Homologous recombination (HR) is critical for the maintenance of genomic stability, and functions to eliminate DNA double-strand breaks and chromosomal lesions. Mutations in proteins that coordinate HR result in a variety of cancers and hereditary disorders. HR is initiated when a double-stranded DNA break is nucleolytically resected to generate single-stranded DNA (ssDNA) overhangs, which are readily coated and protected by Replication Protein A (RPA). RPA is then replaced by the RAD51 recombinase, which forms long nucleoprotein filaments to catalyze downstream strand exchange reactions to promote HR. A host of pro- and anti-HR mediator proteins control the assembly of the RAD51 nucleoprotein filament on RPA-coated ssDNA; thereby dictating the temporal and spatial establishment of HR. Mutations/defects in mediator proteins such as BRCA2 result in severe deregulation of HR causing genomic instability and associated cancers. As in many metabolic processes associated with replication, repair and remodeling of DNA, multiple proteins with DNA binding capacity function together on the same DNA template. Investigating the mechanism of how a single enzyme functions in such a multi-protein milieu is technically challenging. Our approach to address this challenge uses site-specific fluorescent versions of a protein of interest that produces a change in fluorescence upon specifically binding to ssDNA. We have utilized non-canonical amino acids (ncAA) and strain-promoted cycloaddition to generate fluorescent versions of RPA (RPAf) that accurately reports its dynamics on ssDNA, enabling us to investigate how RAD51 nucleoprotein filaments are formed on RPA coated substrates. Using this methodology, we have uncovered how each domain within RPA binds/dissociates on ssDNA and present a new paradigm for RPA function. We will capitalize on this technological advancement to determine how RPA is situated on DNA during HR and how its DNA binding domains undergo micro-dissociation during RPA-exchange (Aim 1). We will decipher how pro-HR mediator proteins displace RPA while promoting the formation of RAD51 nucleoprotein filaments during HR (Aim 2).

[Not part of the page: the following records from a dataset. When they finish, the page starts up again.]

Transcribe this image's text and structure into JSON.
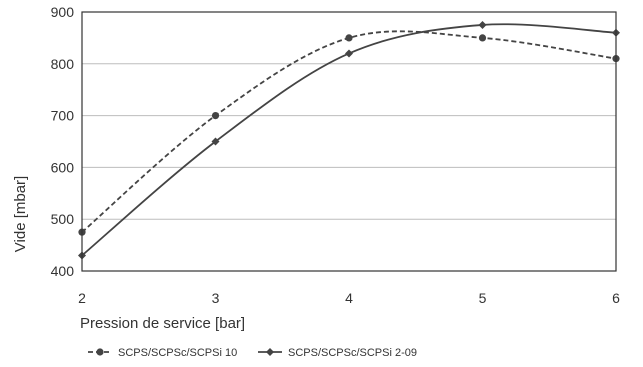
{
  "chart_data": {
    "type": "line",
    "title": "",
    "xlabel": "Pression de service [bar]",
    "ylabel": "Vide [mbar]",
    "x": [
      2,
      3,
      4,
      5,
      6
    ],
    "xlim": [
      2,
      6
    ],
    "ylim": [
      400,
      900
    ],
    "yticks": [
      400,
      500,
      600,
      700,
      800,
      900
    ],
    "grid": "horizontal",
    "legend_position": "bottom-left",
    "series": [
      {
        "name": "SCPS/SCPSc/SCPSi 10",
        "values": [
          475,
          700,
          850,
          850,
          810
        ],
        "line_style": "dashed",
        "marker": "circle",
        "color": "#444444"
      },
      {
        "name": "SCPS/SCPSc/SCPSi 2-09",
        "values": [
          430,
          650,
          820,
          875,
          860
        ],
        "line_style": "solid",
        "marker": "diamond",
        "color": "#444444"
      }
    ]
  }
}
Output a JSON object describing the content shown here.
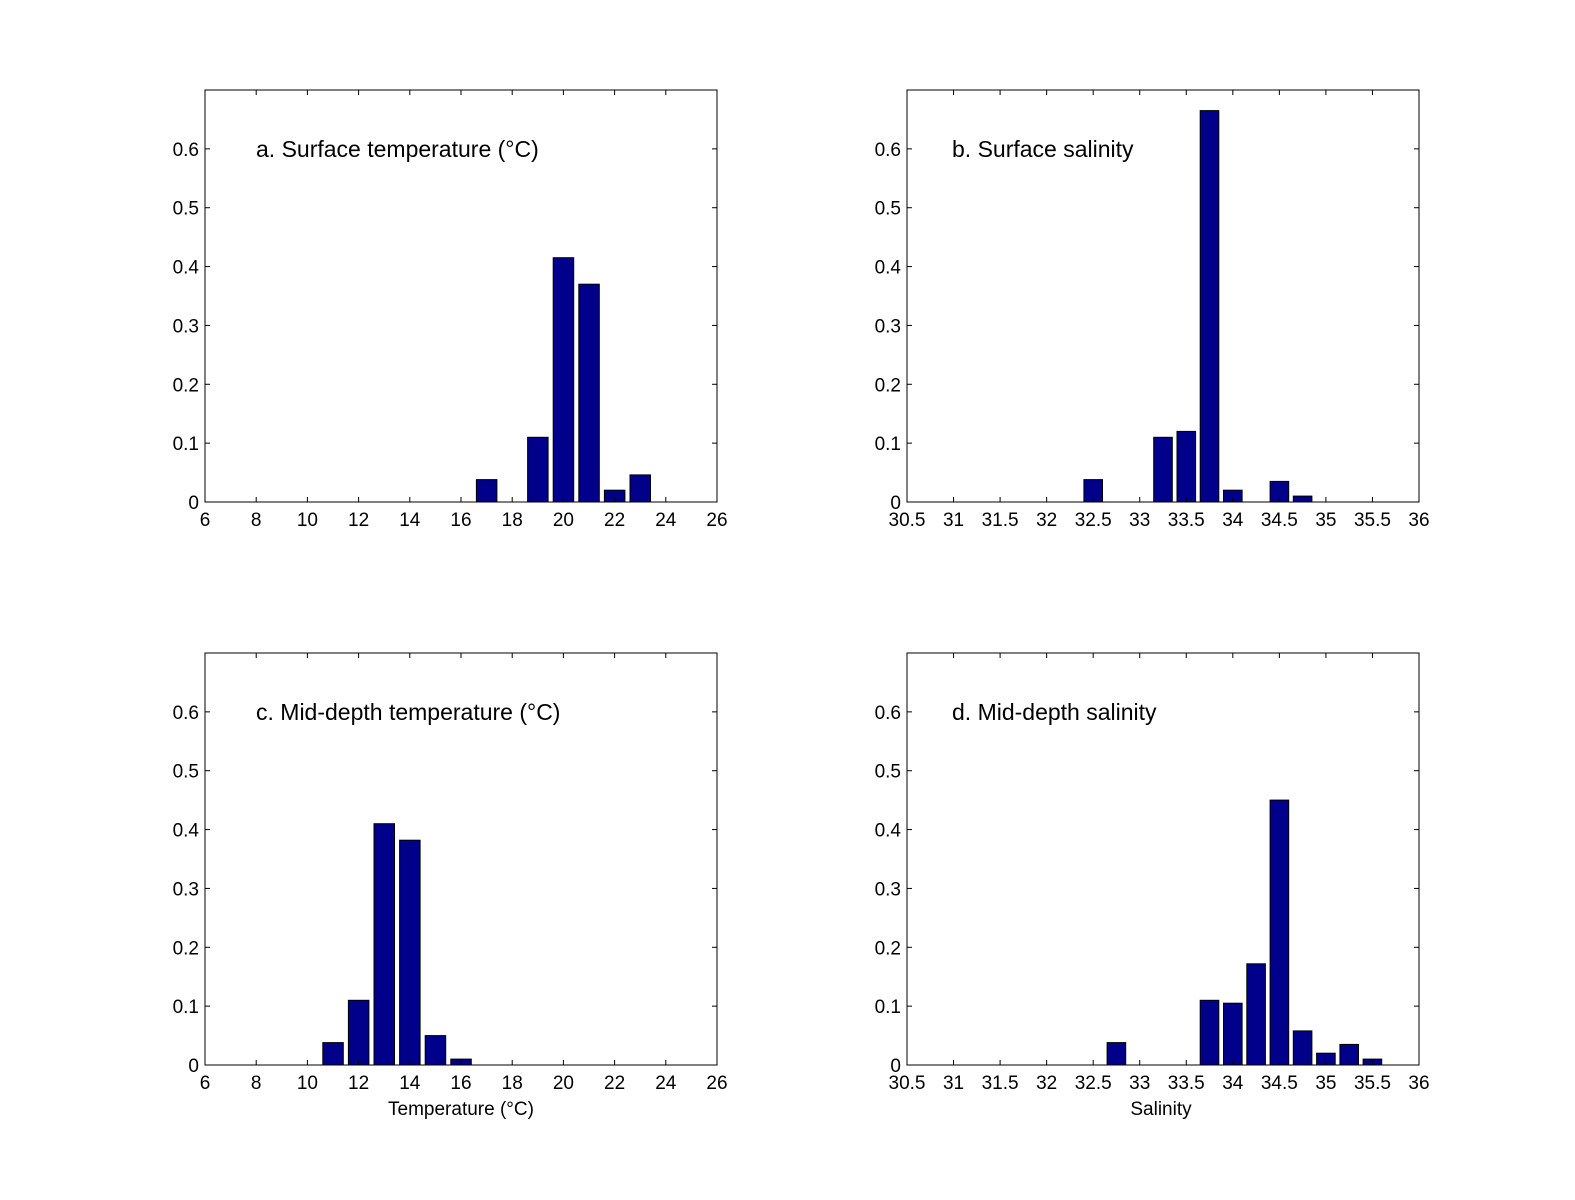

These aims will be achieved using ncAA-based approaches to generate fluorescent proteins and a combination of ensemble and single molecule biophysical methodologies to obtain kinetic parameters for the individual steps in their mechanism of action. Beyond providing mechanistic insights on mechanism of HR, our studies will advance technology for investigating the dynamics of multi-protein DNA reactions.
Defects in homologous recombination (HR) are associated with genomic instability and rearrangements resulting in a variety of cancers and inherited disorders. The proposed studies will delineate the mechanism by which cells process double-stranded breaks in DNA through HR. The results from our research will have a direct relevance to understanding how mutations in HR enzymes cause cancer and better direct therapeutic interventions.